Problemas ambientais urbanos são antigos e, em sua faceta moderna, estão presentes ao menos desde as primeiras revoluções industriais — ainda que não recebessem a alcunha “ambiental” no significado de hoje. Eles fazem parte, intrinsecamente, do imaginário da emergência das grandes cidades modernas europeias: fumaças das indústrias, rios poluídos, a falta de saneamento e as ruas entulhadas de lixo.

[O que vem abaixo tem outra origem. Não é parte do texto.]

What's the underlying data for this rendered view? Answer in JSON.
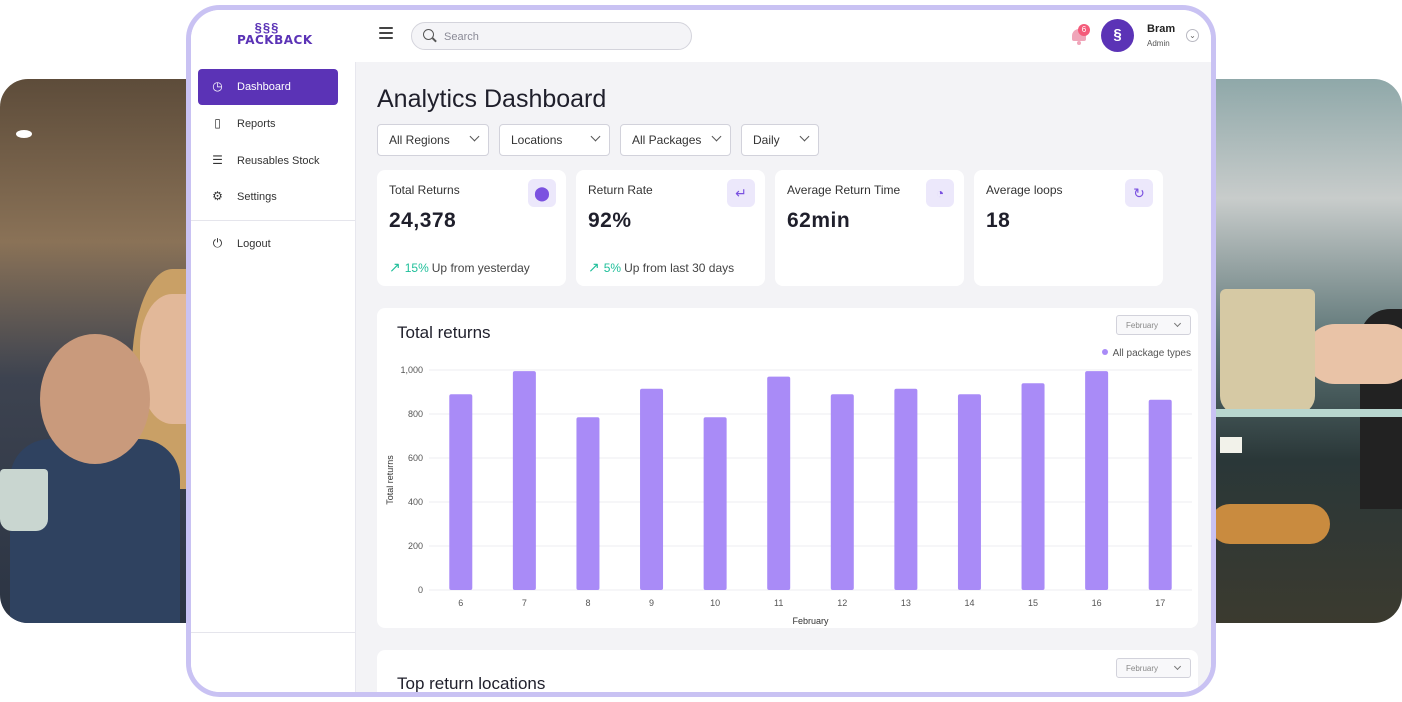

A eclosão de movimentos ambientalistas a partir da década de 1960, num primeiro momento, ainda parecia vir da terra “natural” — a questão dos pesticidas, por exemplo — e de uma ideia unificada do planeta, sob o medo da guerra nuclear. A razão talvez seja as próprias origens de um pensamento ambientalista: algo “romântico” ainda no século XIX, de valorização do natural em oposição ao urbano; e algo também “científico”, focado na conservação de florestas e proteção de parques naturais. De toda forma, apesar dessas origens, o fato é que os movimentos que se seguiram ao ambientalismo dos anos 1960 incluíram, nas décadas seguintes, as questões urbanas e a justiça social no seio do movimento. O ambientalismo migrava de um campo puramente “natural” e “científico” para abarcar também a arena política das grandes cidades.
A pauta ambiental urbana permeia, há décadas, o ambientalismo, as conferências internacionais e o próprio jornalismo. No entanto, ainda hoje é comum que as pessoas façam uma associação direta entre “temas ambientais” e “temas rurais”, como se distantes da cidade. Uma pequena análise da editoria de Meio Ambiente do portal G1 mostra que, das últimas 30 notícias (ao longo de todo o mês de outubro) nenhuma trouxe uma pauta ambiental urbana. A página é tomada por algumas notícias da maior importância: incêndios no pantanal, seca na Amazônia, garimpo ilegal, marco temporal, emissão de gás metano pela agropecuária etc. Outras são notícias mais soft, dificilmente enquadráveis como “jornalismo ambiental”, e sim como “notícias sobre (ou no) meio ambiente”: o prêmio de fotografia pela foto de um tigre; o resgate de uma loba-guará e a caça de um tatu-galinha pelo caseiro de uma fazenda.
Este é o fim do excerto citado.